Low: A lot of this came out of us talking about, “Okay, what’s a common theme in the stories that we do?” and a lot of the common thread is people who are in some kind of relationship together, either they’re family or friends or romantic or whatever. There’s a conversation that they have been needing to have that could completely change the nature of their relationship, like it could bring them closer or resolve something. Those are stories that we’ve done that our listeners have really loved from us. The project really grew out of “I bet you if we opened this up, our listeners would want to share these kinds of stories with us and have a space to talk about the things they had been meaning to share with people in their lives in an effort to get closer to them.”

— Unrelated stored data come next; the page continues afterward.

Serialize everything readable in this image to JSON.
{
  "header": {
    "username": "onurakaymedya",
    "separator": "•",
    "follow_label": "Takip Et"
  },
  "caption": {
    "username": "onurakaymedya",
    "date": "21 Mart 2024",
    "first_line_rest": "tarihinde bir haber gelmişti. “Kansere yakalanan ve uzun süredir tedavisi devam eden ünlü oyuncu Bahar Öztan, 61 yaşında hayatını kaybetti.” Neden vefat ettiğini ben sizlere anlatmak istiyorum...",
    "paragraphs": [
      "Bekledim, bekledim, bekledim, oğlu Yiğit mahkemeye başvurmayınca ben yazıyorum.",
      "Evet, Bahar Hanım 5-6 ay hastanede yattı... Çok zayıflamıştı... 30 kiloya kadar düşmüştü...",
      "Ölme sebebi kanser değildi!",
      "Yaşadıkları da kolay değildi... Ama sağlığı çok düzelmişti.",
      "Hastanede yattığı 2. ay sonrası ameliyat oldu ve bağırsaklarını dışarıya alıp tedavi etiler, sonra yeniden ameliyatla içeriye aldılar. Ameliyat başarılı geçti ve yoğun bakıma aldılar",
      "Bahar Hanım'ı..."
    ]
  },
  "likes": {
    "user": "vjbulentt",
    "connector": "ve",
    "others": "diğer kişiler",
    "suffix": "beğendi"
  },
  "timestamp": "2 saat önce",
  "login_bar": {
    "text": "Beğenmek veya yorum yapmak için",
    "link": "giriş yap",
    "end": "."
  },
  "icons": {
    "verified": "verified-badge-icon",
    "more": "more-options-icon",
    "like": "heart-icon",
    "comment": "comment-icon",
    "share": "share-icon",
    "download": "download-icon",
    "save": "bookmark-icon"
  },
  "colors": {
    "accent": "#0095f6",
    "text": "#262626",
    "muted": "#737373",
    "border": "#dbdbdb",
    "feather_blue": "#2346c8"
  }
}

In your most recent episode, “Closest I Get,” there’s a turning point where Katie Herzig is just beginning to reconsider her orientation. She says, “maybe the sadness was suddenly I have this thing that was kind of a secret and I’d never had a secret.” Do you think there’s something inherently queer about leaving things unspoken?
Tu: That’s hard. I guess that kind of depends on the environment you’re in. But then again for [Herzig] she was in a very liberal environment … I don’t think [there is], but it happens to be that way, doesn’t it?
Low: I actually would disagree and say I do think that there’s something — maybe not inherently queer, but inherently universal in the queer experience — because we do all have to come out, not necessarily out loud but even just to ourselves. So there’s a process that you go through where there might be a truth that is sort of rising up in you, but either to yourself or other people, you don’t immediately acknowledge it. What that does to you, what that process is and what that journey is, I feel like every queer person has had that.
Tu: That is definitely a similar experience. I guess maybe I’m thinking, like, ideally it shouldn’t have to be a secret.
Low: Right. But where we are now…
Tu: But yeah, in this society, I guess we’re kinda forced to live in it. [Laughs.]
Can you tell us anything about what you have planned for the live show?
Tu: I decided to harass NASA. [Both laugh.] Because it’s at the Museum of Science, and science is a thing that’s always scared me. I was thinking what about science does not scare me, and the thing that everybody loves is NASA, me included. Even though I wasn’t really into space as a kid I think NASA itself is really cool. So I’m gonna bring some audio of NASA scientists and some random questions I’ve asked them. Queer scientists!
Low: The other thing we’re excited about is that our producer Matt Collette has been working on this story about Question 3 in Massachusetts. So we’re gonna talk a little bit about Question 3, what it all means, what the bigger implications are because it’s such an important issue.
Aside from the show, are you doing anything fun while you’re in town?
Tu: I was gonna try to go to this place that’s near Fenway that’s just a hole in the wall, crappy Italian place and get pasta. I’m not going to eat it immediately. I’m gonna leave it overnight in the fridge and it’s gonna be delicious in the morning … It just tastes better for some reason.
Low: This is like how my partner and I have been meaning to have a cold pizza brunch where we get pizza, put it in the fridge and then the next morning everyone comes over.
Tu: Sounds great. Can’t wait for the invite, Tobin!